Loud cheers for Zhang are now only heard on TV reality and variety shows, leading some to question whether the former Olympic champion, who turns 30 this month, will ever return to his best.
Zhang has always been a sensation in China.
He became only the fourth male player in the history of his sport to earn a career grand slam (Olympics, world championships and World Cup) when he won singles gold at the 2012 London Games.
That feat was achieved in record time - 445 days - before he narrowly missed out on what would have been a unique second slam cycle when he took silver at the 2016 Rio Olympics.
In August 2016 he stated his intention to go for a third Olympic gold at Tokyo 2020.
However, the dearth of sports headlines and glut of entertainment news about Zhang in recent months does not bode well for that bid.
Fans are concerned that Zhang is too caught up in the circus of celebrity life, with some fearing it could be a sign of his looming retirement.
Shenzhen Bay Sports Center has been the scene of many famous Zhang triumphs on the table.

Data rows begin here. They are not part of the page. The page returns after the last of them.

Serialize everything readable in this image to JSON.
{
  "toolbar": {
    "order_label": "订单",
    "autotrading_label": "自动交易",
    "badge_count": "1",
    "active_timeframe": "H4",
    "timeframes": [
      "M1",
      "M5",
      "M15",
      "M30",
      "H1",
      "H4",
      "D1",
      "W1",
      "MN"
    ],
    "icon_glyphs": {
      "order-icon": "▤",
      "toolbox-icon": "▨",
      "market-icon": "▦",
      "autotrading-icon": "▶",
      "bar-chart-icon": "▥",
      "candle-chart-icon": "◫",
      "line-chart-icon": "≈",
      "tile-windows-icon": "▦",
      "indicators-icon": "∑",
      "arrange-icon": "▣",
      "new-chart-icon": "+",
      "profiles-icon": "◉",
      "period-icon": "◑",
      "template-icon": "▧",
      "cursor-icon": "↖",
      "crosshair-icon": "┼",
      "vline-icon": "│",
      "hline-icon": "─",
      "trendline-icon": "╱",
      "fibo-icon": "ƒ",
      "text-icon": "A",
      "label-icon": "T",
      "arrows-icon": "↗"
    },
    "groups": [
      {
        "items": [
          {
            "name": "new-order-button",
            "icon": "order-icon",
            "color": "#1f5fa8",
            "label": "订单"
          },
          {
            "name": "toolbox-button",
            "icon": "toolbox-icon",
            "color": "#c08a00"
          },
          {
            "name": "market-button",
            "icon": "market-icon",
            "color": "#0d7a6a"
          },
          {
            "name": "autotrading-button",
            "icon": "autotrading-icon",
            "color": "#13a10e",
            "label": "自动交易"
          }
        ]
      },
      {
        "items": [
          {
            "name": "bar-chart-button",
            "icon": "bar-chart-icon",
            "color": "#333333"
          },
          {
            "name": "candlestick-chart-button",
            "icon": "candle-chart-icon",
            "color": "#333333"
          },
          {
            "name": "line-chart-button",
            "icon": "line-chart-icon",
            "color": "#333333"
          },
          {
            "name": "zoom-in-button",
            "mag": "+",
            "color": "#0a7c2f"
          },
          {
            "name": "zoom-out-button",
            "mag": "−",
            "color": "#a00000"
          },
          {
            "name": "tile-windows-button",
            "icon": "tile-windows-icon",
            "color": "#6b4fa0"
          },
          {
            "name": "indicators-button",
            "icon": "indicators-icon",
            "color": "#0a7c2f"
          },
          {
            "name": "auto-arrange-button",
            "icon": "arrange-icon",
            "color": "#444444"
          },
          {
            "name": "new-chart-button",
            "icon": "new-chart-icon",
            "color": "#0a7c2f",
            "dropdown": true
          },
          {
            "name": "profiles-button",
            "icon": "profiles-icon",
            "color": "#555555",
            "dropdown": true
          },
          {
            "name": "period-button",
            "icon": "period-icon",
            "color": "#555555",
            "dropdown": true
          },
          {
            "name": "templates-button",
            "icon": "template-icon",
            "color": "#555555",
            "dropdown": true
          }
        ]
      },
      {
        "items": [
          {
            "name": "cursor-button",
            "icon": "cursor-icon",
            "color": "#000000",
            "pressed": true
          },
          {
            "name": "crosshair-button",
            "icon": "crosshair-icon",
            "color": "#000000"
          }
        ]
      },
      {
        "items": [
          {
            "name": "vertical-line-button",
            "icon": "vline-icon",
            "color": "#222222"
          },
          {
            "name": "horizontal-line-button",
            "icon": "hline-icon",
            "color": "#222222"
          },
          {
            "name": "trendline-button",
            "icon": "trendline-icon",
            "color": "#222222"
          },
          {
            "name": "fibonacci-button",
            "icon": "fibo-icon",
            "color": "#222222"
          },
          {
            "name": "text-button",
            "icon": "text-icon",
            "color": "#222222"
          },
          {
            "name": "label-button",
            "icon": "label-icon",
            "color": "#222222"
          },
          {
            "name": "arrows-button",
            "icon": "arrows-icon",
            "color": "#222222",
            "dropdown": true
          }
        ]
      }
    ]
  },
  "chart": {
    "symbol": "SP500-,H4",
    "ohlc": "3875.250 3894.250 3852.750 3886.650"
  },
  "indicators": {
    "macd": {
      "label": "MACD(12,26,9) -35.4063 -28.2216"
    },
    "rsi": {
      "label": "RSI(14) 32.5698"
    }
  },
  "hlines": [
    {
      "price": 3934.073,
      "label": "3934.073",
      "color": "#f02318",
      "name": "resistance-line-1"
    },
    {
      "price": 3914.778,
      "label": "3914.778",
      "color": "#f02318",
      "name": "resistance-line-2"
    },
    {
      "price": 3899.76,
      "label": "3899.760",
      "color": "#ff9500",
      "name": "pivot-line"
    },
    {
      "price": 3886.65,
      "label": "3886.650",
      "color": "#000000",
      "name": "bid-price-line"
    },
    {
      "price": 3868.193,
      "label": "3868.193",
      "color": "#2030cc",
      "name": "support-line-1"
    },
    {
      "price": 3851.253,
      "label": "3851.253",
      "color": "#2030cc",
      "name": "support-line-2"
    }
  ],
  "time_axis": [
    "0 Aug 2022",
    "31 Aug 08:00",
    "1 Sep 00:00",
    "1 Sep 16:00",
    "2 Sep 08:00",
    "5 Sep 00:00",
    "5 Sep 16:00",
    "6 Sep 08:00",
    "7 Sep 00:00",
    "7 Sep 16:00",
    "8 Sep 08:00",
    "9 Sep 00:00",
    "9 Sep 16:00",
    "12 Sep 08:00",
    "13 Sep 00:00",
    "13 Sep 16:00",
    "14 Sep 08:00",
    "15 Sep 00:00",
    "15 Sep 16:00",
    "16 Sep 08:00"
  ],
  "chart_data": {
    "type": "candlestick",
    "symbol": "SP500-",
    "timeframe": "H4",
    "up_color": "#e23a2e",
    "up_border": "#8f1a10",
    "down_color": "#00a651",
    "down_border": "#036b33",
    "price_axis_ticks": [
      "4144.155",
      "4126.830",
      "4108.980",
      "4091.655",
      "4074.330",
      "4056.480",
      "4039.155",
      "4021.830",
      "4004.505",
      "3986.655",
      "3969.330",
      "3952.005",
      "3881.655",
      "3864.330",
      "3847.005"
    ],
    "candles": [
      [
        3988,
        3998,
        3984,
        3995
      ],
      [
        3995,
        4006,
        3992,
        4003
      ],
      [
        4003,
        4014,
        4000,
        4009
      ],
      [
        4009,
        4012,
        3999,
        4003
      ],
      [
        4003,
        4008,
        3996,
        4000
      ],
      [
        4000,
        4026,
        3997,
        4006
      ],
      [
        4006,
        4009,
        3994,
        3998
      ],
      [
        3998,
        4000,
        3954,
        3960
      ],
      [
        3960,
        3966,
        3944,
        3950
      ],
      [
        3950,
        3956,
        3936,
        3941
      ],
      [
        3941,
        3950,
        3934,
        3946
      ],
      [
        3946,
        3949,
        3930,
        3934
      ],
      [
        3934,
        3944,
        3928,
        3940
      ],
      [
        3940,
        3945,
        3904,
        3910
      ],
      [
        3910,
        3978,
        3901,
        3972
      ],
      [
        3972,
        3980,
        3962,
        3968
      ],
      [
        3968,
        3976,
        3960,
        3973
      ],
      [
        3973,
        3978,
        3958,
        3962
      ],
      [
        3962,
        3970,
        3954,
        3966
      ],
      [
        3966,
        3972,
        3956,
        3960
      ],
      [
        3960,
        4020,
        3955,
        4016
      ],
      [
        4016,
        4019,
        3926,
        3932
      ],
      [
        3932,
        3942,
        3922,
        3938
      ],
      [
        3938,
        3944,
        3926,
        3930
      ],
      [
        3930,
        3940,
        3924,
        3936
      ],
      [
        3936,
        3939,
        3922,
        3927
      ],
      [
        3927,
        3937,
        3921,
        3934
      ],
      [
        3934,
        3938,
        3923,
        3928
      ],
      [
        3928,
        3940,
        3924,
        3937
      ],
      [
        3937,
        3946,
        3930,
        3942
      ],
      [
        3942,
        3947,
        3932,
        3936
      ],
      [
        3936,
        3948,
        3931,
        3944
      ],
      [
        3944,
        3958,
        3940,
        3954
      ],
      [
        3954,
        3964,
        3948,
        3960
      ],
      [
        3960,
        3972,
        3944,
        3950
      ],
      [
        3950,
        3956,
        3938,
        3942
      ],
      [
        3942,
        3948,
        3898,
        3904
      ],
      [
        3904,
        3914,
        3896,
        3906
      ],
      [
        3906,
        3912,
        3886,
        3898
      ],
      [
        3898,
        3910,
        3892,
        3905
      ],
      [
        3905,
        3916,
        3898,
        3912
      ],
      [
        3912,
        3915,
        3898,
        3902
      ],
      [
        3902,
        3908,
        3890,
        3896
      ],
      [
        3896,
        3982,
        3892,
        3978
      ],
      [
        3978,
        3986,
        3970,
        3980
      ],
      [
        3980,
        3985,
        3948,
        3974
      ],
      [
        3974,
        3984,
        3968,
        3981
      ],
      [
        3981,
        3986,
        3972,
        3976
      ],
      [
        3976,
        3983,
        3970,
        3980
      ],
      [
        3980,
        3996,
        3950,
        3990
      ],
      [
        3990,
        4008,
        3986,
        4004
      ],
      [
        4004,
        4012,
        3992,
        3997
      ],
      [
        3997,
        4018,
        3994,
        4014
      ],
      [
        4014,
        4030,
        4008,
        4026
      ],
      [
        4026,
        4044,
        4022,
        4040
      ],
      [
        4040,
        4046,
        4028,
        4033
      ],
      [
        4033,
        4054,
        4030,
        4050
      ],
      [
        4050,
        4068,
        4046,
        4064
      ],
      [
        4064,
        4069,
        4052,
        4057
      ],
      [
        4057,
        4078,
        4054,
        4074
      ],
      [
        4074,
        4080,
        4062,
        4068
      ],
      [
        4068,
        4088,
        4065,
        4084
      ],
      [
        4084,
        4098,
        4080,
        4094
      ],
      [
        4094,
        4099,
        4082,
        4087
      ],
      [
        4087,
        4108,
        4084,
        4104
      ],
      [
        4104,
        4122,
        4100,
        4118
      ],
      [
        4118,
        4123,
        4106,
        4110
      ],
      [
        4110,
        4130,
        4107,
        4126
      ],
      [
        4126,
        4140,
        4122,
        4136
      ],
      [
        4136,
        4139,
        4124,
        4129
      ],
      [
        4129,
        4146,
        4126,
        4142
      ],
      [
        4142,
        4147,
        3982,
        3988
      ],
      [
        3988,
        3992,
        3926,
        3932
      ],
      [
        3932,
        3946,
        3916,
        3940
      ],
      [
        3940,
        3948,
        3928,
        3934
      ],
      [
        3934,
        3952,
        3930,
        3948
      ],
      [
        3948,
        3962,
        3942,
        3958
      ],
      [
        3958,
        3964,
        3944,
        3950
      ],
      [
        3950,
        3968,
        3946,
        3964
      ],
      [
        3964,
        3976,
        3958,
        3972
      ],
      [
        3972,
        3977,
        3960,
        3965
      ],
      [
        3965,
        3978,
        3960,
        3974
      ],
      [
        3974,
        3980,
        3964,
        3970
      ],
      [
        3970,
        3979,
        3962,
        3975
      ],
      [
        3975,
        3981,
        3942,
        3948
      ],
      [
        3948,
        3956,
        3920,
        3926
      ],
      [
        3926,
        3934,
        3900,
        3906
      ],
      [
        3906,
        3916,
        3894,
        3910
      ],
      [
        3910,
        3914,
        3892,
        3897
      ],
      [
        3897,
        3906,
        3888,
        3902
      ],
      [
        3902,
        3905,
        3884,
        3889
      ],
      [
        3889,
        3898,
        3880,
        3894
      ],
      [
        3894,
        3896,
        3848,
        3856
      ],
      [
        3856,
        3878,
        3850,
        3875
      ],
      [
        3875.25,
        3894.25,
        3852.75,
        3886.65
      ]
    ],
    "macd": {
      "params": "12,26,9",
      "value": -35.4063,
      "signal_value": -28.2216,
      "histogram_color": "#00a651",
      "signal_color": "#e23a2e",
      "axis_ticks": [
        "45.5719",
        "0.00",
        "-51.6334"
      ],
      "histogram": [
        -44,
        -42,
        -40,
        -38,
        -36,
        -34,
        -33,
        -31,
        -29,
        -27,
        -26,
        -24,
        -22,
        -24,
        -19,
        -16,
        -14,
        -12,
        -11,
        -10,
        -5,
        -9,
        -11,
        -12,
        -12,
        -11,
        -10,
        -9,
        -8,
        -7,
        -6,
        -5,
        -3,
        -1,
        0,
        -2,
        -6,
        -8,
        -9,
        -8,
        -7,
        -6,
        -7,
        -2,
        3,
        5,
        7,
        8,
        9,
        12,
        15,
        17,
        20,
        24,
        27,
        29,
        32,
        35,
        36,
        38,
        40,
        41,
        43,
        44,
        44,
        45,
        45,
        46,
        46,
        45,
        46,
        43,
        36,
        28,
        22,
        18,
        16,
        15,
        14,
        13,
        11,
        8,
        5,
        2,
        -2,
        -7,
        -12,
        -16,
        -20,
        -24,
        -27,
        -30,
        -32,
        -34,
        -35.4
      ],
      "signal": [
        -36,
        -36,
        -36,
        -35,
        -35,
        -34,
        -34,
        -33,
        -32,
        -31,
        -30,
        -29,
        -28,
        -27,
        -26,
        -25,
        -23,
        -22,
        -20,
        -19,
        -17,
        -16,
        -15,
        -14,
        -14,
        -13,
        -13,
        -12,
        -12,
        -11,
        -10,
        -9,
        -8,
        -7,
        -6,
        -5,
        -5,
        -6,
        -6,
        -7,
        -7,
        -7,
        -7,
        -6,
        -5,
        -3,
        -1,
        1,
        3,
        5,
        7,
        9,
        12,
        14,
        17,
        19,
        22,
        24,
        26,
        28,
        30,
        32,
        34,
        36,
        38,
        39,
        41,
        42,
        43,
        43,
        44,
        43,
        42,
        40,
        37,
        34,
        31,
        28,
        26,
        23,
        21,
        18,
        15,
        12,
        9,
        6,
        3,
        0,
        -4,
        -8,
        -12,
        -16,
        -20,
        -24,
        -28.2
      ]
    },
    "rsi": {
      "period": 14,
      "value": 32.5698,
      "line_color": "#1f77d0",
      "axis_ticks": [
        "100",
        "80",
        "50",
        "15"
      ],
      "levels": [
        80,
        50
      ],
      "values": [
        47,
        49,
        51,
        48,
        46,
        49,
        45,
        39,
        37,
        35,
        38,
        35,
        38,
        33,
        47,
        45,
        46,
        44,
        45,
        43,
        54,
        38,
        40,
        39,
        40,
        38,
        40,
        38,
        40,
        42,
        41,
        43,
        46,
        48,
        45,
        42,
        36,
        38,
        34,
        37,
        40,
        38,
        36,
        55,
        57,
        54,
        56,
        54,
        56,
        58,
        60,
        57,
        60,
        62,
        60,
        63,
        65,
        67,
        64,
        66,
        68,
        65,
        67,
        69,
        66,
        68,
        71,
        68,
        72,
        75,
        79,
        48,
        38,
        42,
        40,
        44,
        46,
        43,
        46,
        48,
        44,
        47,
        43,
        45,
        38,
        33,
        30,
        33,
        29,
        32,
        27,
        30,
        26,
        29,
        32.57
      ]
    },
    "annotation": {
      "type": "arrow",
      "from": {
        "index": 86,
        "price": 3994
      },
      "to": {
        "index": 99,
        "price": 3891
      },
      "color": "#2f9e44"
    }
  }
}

However, when 11,000 screaming fans greeted his return there in December, he had no racket in his hand. Instead, he cradled a video game controller, showing off his skills as part of the entertainment at the King Pro League, an e-sports competition based on Tencent's King of Glory title.
Meanwhile, hundreds of millions of viewers have watched his exploits on a real-life simulation of that game, the reality TV show King Strike.
Zhang is also a regular guest on a cooking show, a singing contest... the list goes on and on.
He tried to douse the retirement rumors in January when he reaffirmed his commitment to the Chinese national team, and when he wrote "K loves T" in the snow during a recent episode of King Strike, some fans interpreted it as a denial that retirement was on the cards - K meaning Ke, the abbreviation of his last name, and T possibly meaning table tennis.
Sports stars' ever increasing involvement in variety and reality shows has raised questions about the delicate balance between their athletic and showbiz pursuits.
Unlike in the West, where agents rule the roost, the General Administration of Sport of China (GASC) manages the majority of elite athletes in a wide range of affairs, from training to public relations to commercial endorsements.
Zhang is not the only conflicted Chinese sports star.
Boxer Zou Shiming has faced criticism over his TV appearances and commercial activities, while swimmer Ning Zetao caused an uproar when he signed a personal endorsement deal without the GASC's permission after winning the 100 meters freestyle at the 2014 FINA World Championships.
Ning's career has since been on the slide, culminating in his dismissal from the national team after a disappointing showing at the Rio Olympics.
So what now for Zhang?
He returned to international duty following a five-month absence at the German Open in November but slumped to an opening-round loss to Portugal's world No 40 Tiago Apolonia.
There has been no sign of Zhang at the table since, resulting in the former world No 1 dropping to 54th in the rankings.
He will also miss the 2018 Table Tennis World Cup in London later this month.
Meanwhile, the Chinese Table Tennis Association's new selection criteria could hinder Zhang on the comeback trail.
Since January, Chinese players who fail to make it through qualifying rounds or lose their opening round against an opponent from a rival association will not be considered for the next tournament.
Given Zhang's performance in Germany, his age and history of injury problems, it looks like the road back to top form is looking increasingly steep for the Chinese legend.